Okay, so this week has been the most stressful so far, without having my laptop i have felt quite lost about trying to get some work done. I borrowed a mac from Ravensbourne for the weekend but found out that Maya had a network license so i could only use Maya if i was in the building which is not what i needed. I had no idea how i was going to do any work whilst my laptop was in for repairs. Our group does not have the time for any time to be wasted let alone a whole week. Ryan said that he has a desk top which i can use if i wanted to. At first i was a little unsure as he lives 1 hour and 45 minutes away from me on trains, but i came to realise that i can not afford to waste anymore time. I started traveling to Ryan's everyday just so that i could get some work done, this was really draining as i had to do so much traveling back and forth. But i was able to get work done, so i guess that is all that matters at the end of it.
I got my laptop back one week later like they had said and i was so happy to get it back, i had never been so happy to see my laptop just so that i could get on with some work. From the Apple store i went straight to uni to see everyone so see how they were getting on. As i went to try and load up my work, my Maya was not opening, it said that the license has run out, and all i could think to myself was great, now what?? I started to ask everyone in our class to see if they had Maya 8.5 which no one did, i guess i can't blame them, it is an old programme, but i can not upgrade to a later version as my mac is to old. A guy at the I.T desk said that i can upgrade my mac if i know anyone who has the original desks from there Macs. So i tried doing that but that was no good, it did not work. I tried downloading it, but there was none, even through torrents. My last hope was through Dan Dali. He said that he may have it, but found out two days later that it was on for the PC. All my hopes were gone, out of all the programmes i needed to work, Maya was the only one which was affected. I have really started to lose hope, i really feel like everything is against me not to do any work. I don't see how all this could happen over such a short period of time and near the dead line. I am frustrated and feel like giving up. The only choice i have now is to go round Ryan's to try and do all that i can before deadline. I know we are not going to complete our film, which really upsets me, but i guess it is now time to focus on our folders.

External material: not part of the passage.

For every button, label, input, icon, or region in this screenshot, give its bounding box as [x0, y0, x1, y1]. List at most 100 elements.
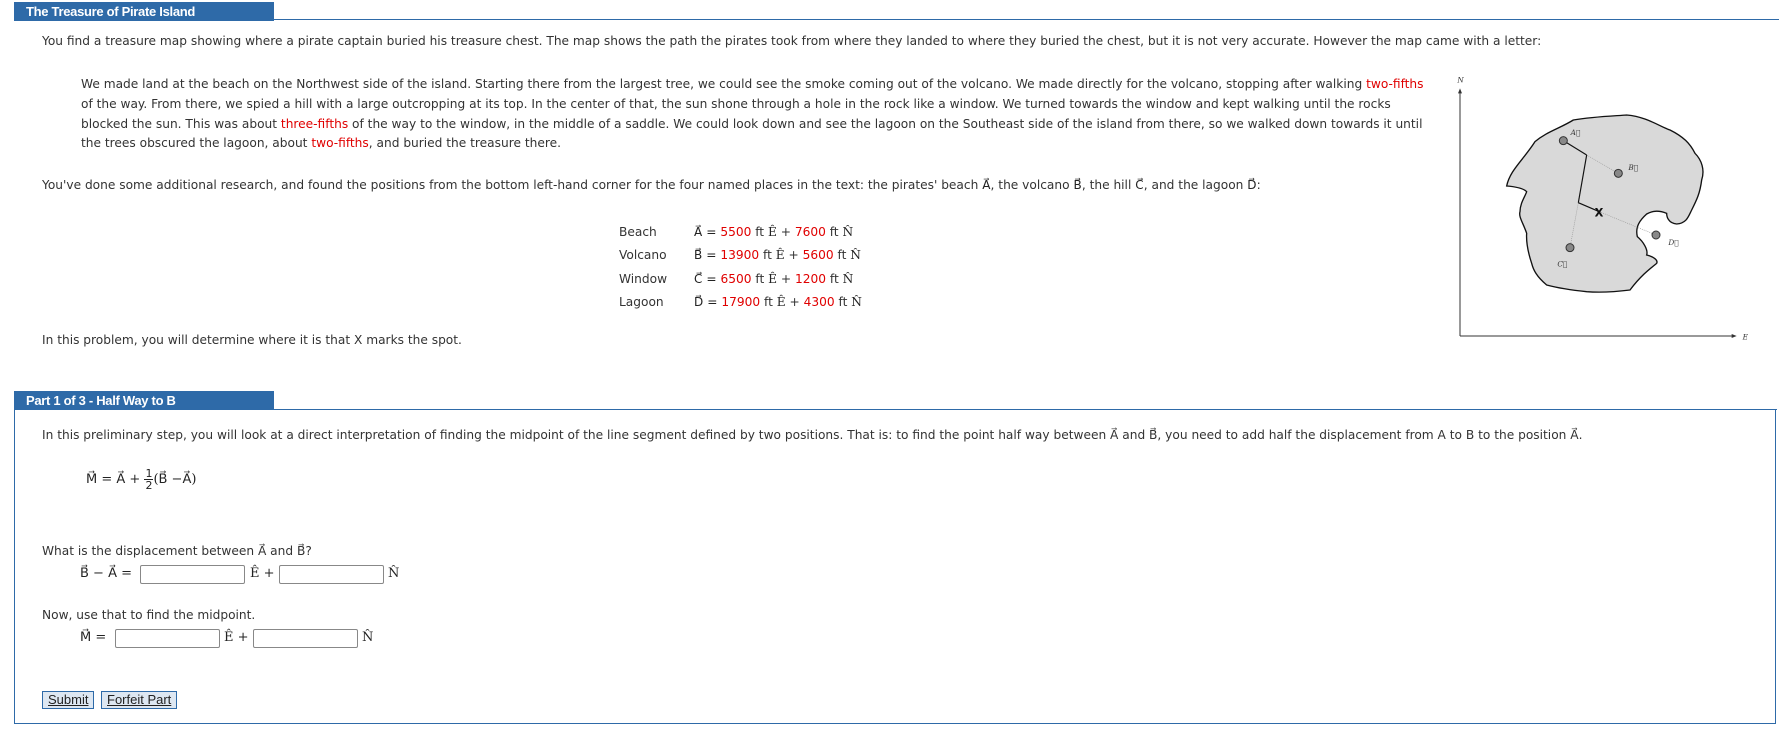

Dan told me that i can be given a short extension from all the problems i have been having of an extra 4 days. But my aim is not to use it, although i have had so many problems this would not matter if i was in the industry and i want to push myself to get all that i can done. Although all hopes are low at the moment if i can push myself as hard as i can then i hope to get most of the work i was planning to get completed. I know i shall be unsuccessful in some of aims, but hopefully my teachers will understand and realise that i have still pushed myself to get all that i can done.